Когда Мендель Гирш получал особенно красивые новые товары, сукна, меха, драгоценные каменья, он приносил их прежде всего герцогине и господину фон Шенна. Оба охотно беседовали с этим поездившим по свету человеком, хорошо знавшим дороги, товары, людей, условия жизни и судившим о них с совсем иной, непривычной точки зрения. Если в серьезном разговоре с ним собеседник пускал в ход громкие слова, еврей строил огорченное лицо; к рыцарским обычаям, турнирам, знаменам и подобной мишуре он относился с добродушной, презрительной усмешкой, которая Шенна нравилась и казалась забавной. Он говорил:
— Зачем постоянно бряцать оружием и лезть на стену? Немножко терпимости, и все обойдется. — Его повергал в трепет один вид копий, мечей, доспехов. Однажды, когда его позвали к герцогине, он не явился, оттого что на улицах толклось много военного люда.

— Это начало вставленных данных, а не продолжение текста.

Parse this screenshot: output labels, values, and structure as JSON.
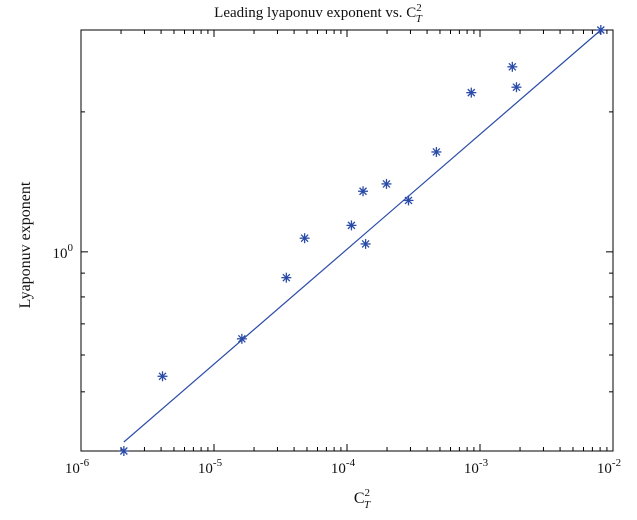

— Он трус, — сказала Маргарита.
— Конечно, — ответил господин фон Шенна. — Мечом он самое большее может ранить самого себя. Но он расхаживает один и без оружия среди людей, ненавидящих его, и все его доспехи — охранное письмо маркграфа.

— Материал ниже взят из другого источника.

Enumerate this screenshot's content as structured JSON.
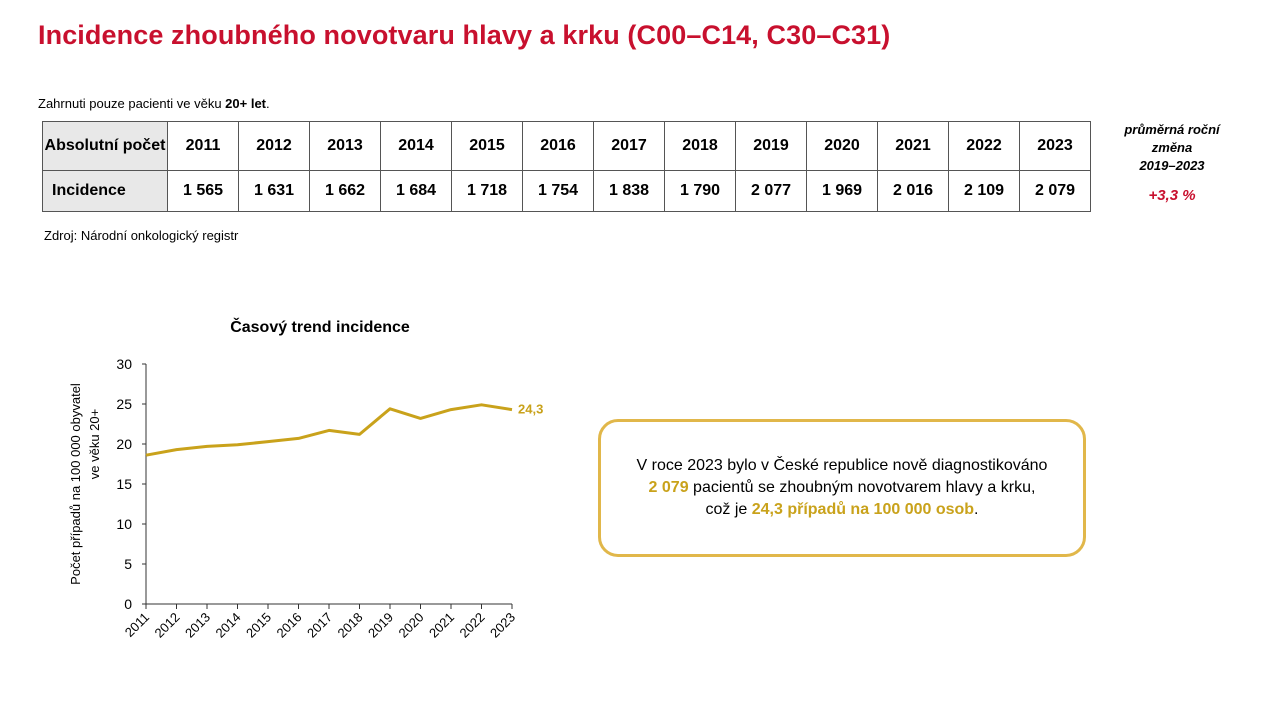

Маргарита узнала, что каждый вечер он читает свои мудреные древнееврейские книги, обучает по ним своих детей. Она слышала о его странных обычаях, о его молитвенном плаще, молитвенных ремешках, особой пище. Она стала расспрашивать его подробнее. Он вежливо, но решительно уклонился от ответа. Это Маргарите понравилось. Он был безобразный, особенный. Он не очень-то подпускал к себе. Она была уродиной, он — евреем.
Постепенно в стране появились и другие евреи. В Инсбруке, Галле, Мера не, Бриксене, Триенте, Роверето. У всех были многочисленные дети с миндалевидными глазами. Около двадцати семейств. В страну притекали деньги, города разрослись, стали богаче, улицы лучше, появились новые иноземные ткани, фрукты, пряности, товары. Страна в горах зажила богаче, шире.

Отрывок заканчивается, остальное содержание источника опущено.